Boris Johnson is going but will his successor be any better?

After three years of scandal, corruption and sleaze, Boris Johnson has finally been booted out of Downing Street.

Given what we know of Johnson’s past job history and his reputation, this outcome was predictable but entirely avoidable. Instead of selecting a suitable leader back in 2019, the Conservative party chose to endorse Johnson – a morally bankrupt, self-serving and entitled individual. What followed was a pattern of dishonesty, a contempt for Parliament and a persistent rewriting of the rule book.

Whilst the Prime Minister may have lost a quarter of his government in just a matter of days it was the same ministers, the same cabinet, along with the wider Conservative party, that enabled his behaviour for the years. This includes the Scottish Conservatives and Scottish Tory leader Douglas Ross; whose credibility is also in tatters following his flip-flopping over Johnson’s conduct in office.
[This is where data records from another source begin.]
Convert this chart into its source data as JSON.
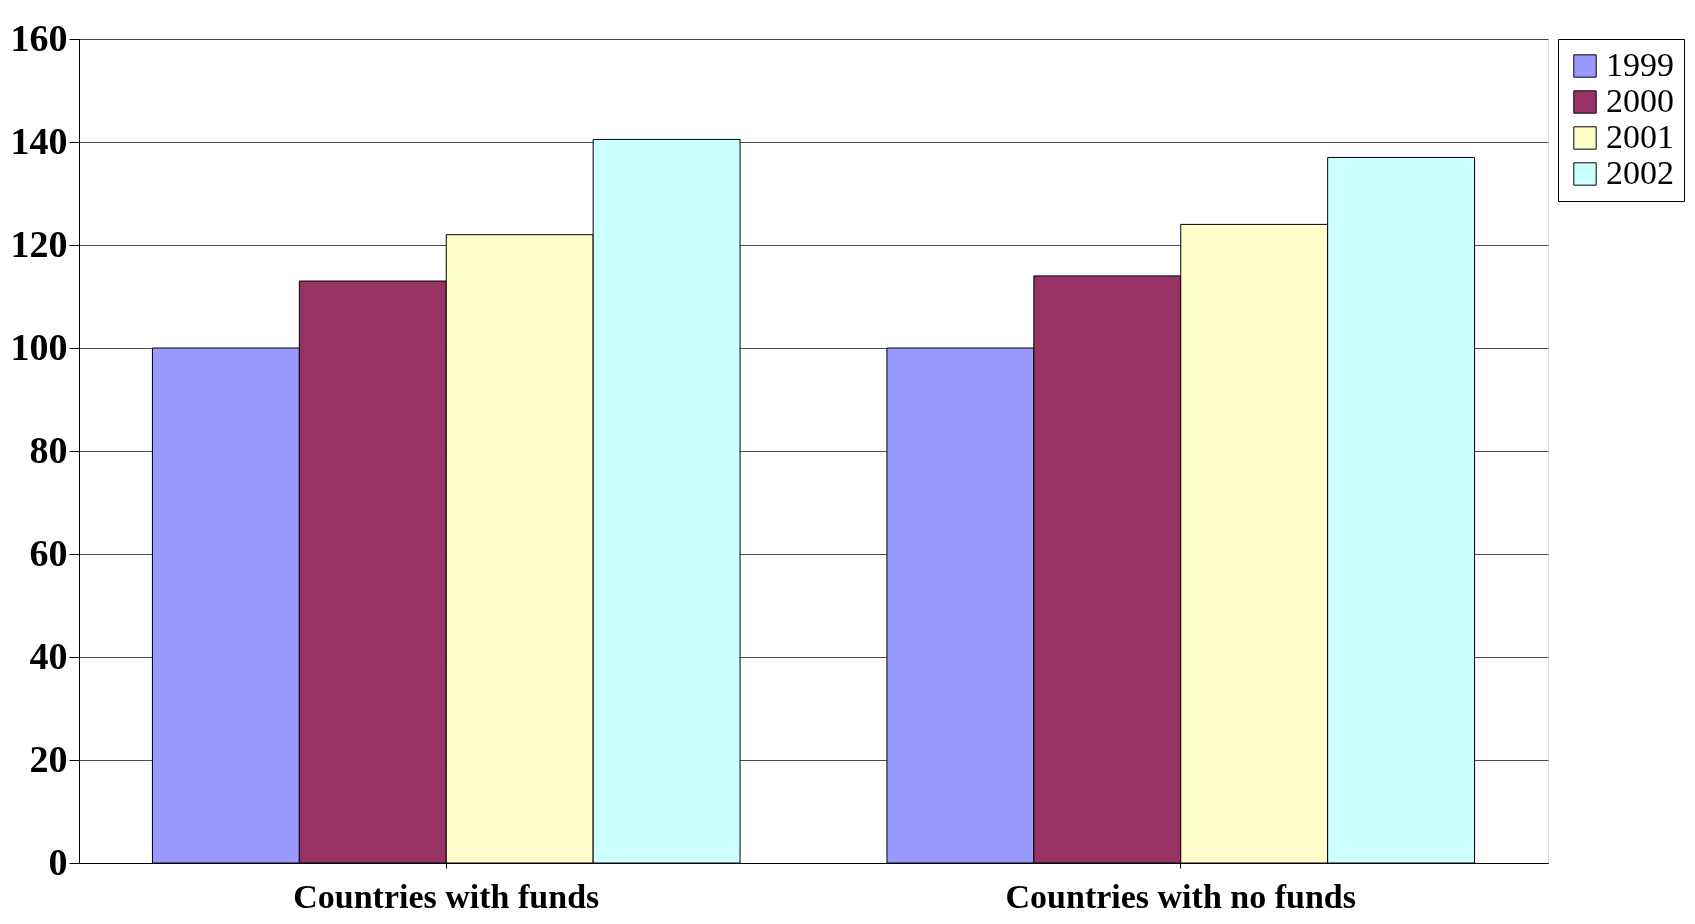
{
  "chart_data": {
    "type": "bar",
    "categories": [
      "Countries with funds",
      "Countries with no funds"
    ],
    "series": [
      {
        "name": "1999",
        "color": "#9999ff",
        "values": [
          100,
          100
        ]
      },
      {
        "name": "2000",
        "color": "#993366",
        "values": [
          113,
          114
        ]
      },
      {
        "name": "2001",
        "color": "#ffffcc",
        "values": [
          122,
          124
        ]
      },
      {
        "name": "2002",
        "color": "#ccffff",
        "values": [
          140.5,
          137
        ]
      }
    ],
    "ylim": [
      0,
      160
    ],
    "yticks": [
      0,
      20,
      40,
      60,
      80,
      100,
      120,
      140,
      160
    ],
    "grid": "y",
    "legend": "top right"
  }
}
From presiding over Brexit, which has placed untold damage on the economy, to becoming the first PM fined for breaking the law, Johnson’s legacy is truly miserable.

And now, we have a leadership contest under way with candidates who inspire little confidence or hope. The frontrunners have failed to set out effectively how they would tackle the big issues, such as the cost of living crisis, climate emergency and child poverty. The race will instead be won on austerity cuts and the hailing of a hard Brexit.
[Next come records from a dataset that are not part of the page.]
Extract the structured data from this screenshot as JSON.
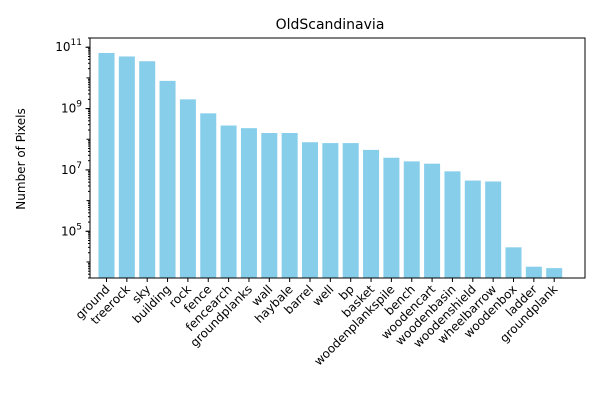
{
  "chart_data": {
    "type": "bar",
    "title": "OldScandinavia",
    "xlabel": "",
    "ylabel": "Number of Pixels",
    "yscale": "log",
    "ylim": [
      3000,
      200000000000
    ],
    "ytick_values": [
      100000,
      10000000,
      1000000000,
      100000000000
    ],
    "ytick_labels": [
      {
        "base": "10",
        "exp": "5"
      },
      {
        "base": "10",
        "exp": "7"
      },
      {
        "base": "10",
        "exp": "9"
      },
      {
        "base": "10",
        "exp": "11"
      }
    ],
    "bar_color": "#87ceeb",
    "categories": [
      "ground",
      "treerock",
      "sky",
      "building",
      "rock",
      "fence",
      "fencearch",
      "groundplanks",
      "wall",
      "haybale",
      "barrel",
      "well",
      "bp",
      "basket",
      "woodenplankspile",
      "bench",
      "woodencart",
      "woodenbasin",
      "woodenshield",
      "wheelbarrow",
      "woodenbox",
      "ladder",
      "groundplank"
    ],
    "values": [
      65000000000,
      50000000000,
      35000000000,
      8000000000,
      2000000000,
      700000000,
      280000000,
      230000000,
      160000000,
      160000000,
      80000000,
      75000000,
      75000000,
      45000000,
      25000000,
      19000000,
      16000000,
      9000000,
      4500000,
      4200000,
      30000,
      7000,
      6300
    ]
  }
}
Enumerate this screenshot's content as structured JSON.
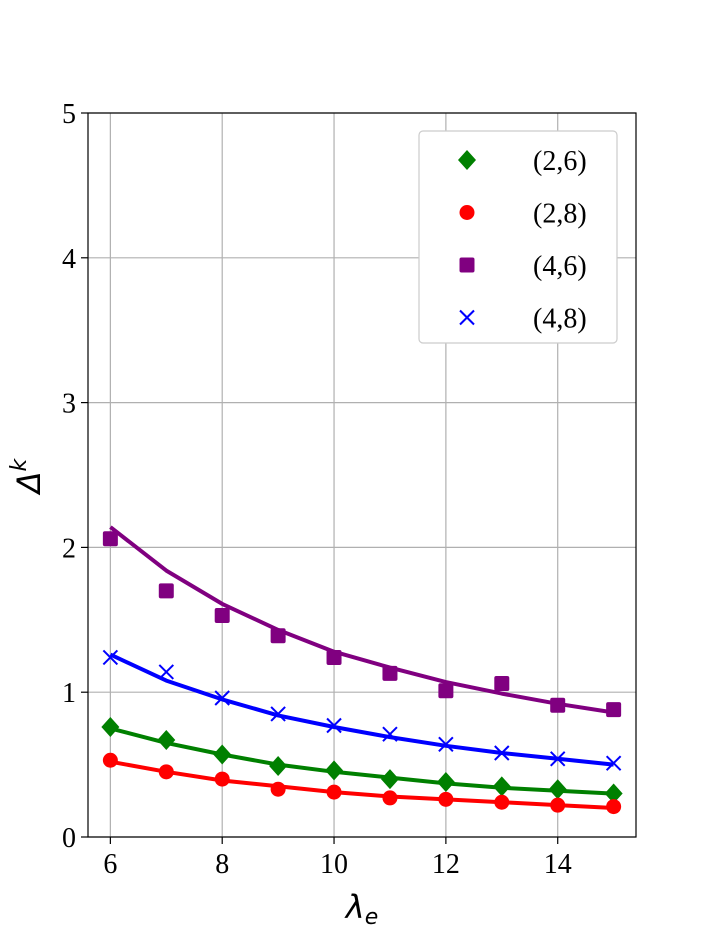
{
  "chart_data": {
    "type": "line",
    "title": "",
    "xlabel": "λe",
    "ylabel": "Δk",
    "xlim": [
      5.6,
      15.4
    ],
    "ylim": [
      0,
      5
    ],
    "xticks": [
      6,
      8,
      10,
      12,
      14
    ],
    "yticks": [
      0,
      1,
      2,
      3,
      4,
      5
    ],
    "grid": true,
    "legend_position": "top-right",
    "x": [
      6,
      7,
      8,
      9,
      10,
      11,
      12,
      13,
      14,
      15
    ],
    "series": [
      {
        "name": "(2,6)",
        "color": "#008000",
        "marker": "diamond",
        "points": [
          0.76,
          0.67,
          0.57,
          0.49,
          0.46,
          0.4,
          0.38,
          0.35,
          0.33,
          0.3
        ],
        "fit": [
          0.75,
          0.65,
          0.57,
          0.5,
          0.45,
          0.41,
          0.37,
          0.34,
          0.32,
          0.3
        ]
      },
      {
        "name": "(2,8)",
        "color": "#ff0000",
        "marker": "circle",
        "points": [
          0.53,
          0.45,
          0.4,
          0.33,
          0.31,
          0.27,
          0.26,
          0.24,
          0.22,
          0.21
        ],
        "fit": [
          0.52,
          0.45,
          0.39,
          0.35,
          0.31,
          0.28,
          0.26,
          0.24,
          0.22,
          0.2
        ]
      },
      {
        "name": "(4,6)",
        "color": "#800080",
        "marker": "square",
        "points": [
          2.06,
          1.7,
          1.53,
          1.39,
          1.24,
          1.13,
          1.01,
          1.06,
          0.91,
          0.88
        ],
        "fit": [
          2.14,
          1.84,
          1.61,
          1.43,
          1.28,
          1.17,
          1.07,
          0.99,
          0.92,
          0.86
        ]
      },
      {
        "name": "(4,8)",
        "color": "#0000ff",
        "marker": "x",
        "points": [
          1.24,
          1.14,
          0.96,
          0.85,
          0.77,
          0.71,
          0.64,
          0.58,
          0.54,
          0.51
        ],
        "fit": [
          1.26,
          1.08,
          0.95,
          0.84,
          0.76,
          0.69,
          0.63,
          0.58,
          0.54,
          0.5
        ]
      }
    ]
  }
}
My constituents will also be disappointed to learn no candidate has set out how they will meaningfully counter soaring energy costs. Unsurprisingly, I never received as much as an acknowledgement from the now ex-Chancellor to my letter highlighting the devastating and disproportionate impact the cost-of-living crisis is having on households in my constituency. I intend to raise this again with the new Chancellor.

Given the chaos in Westminster, the First Minister’s statement last month on the next steps to securing an independence referendum was timely. The Scottish Government is proposing that a referendum be held on 19 October 2023. We now await the ruling of the Supreme Court, after the Lord Advocate referred the question of whether a Bill for a referendum on Scottish independence is a reserved matter, because currently this is an unresolved question of law. If the Supreme Court rules a referendum is within the legislative competence of the Scottish Parliament, the proposed referendum will definitely be lawful. If that outcome is not secured and the UK government continues to block a Section 30 order (as used for the 2014 referendum), then the SNP will contest the UK general election on the sole question: should Scotland be an independent country?
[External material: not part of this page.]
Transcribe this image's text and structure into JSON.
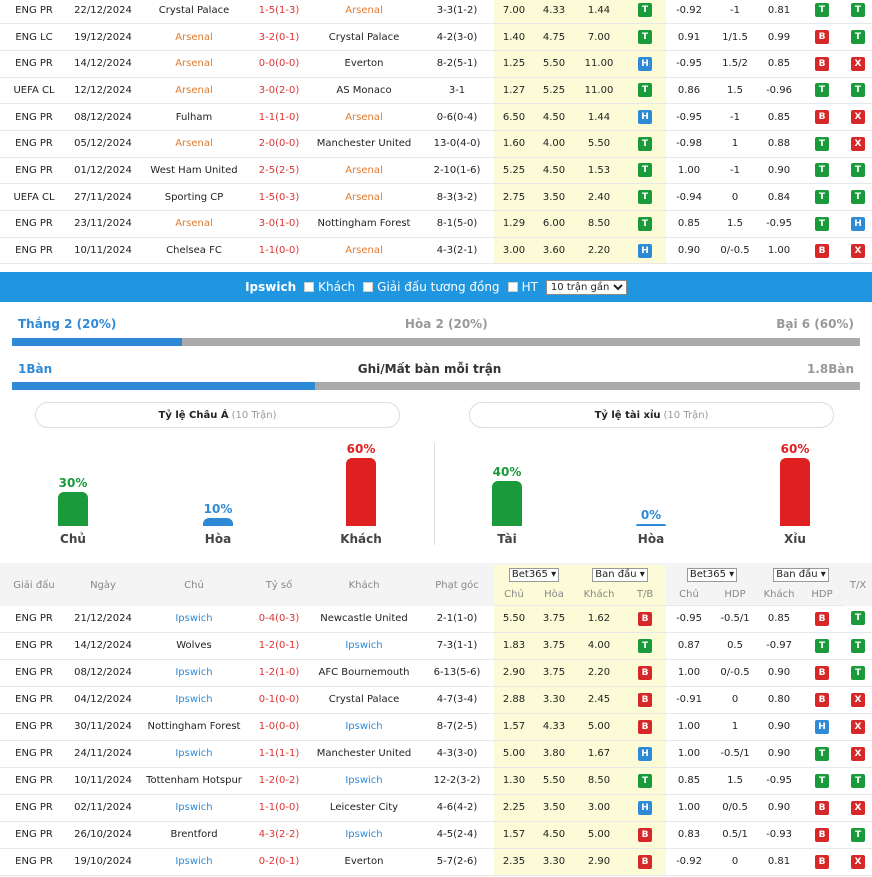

With the campaign for independence beginning afresh and in earnest, the Scottish Government will continue to set out in detail how we can make the transition to independence. The case is a strong one, and it will be presented openly, frankly and with confidence and ambition.

I appreciate there are differing views on independence but I, along with 71 other MSPs, were elected on a manifesto that committed to a second referendum. That must be respected and continued attempts to block the will of the people will only weaken the UK government’s standing.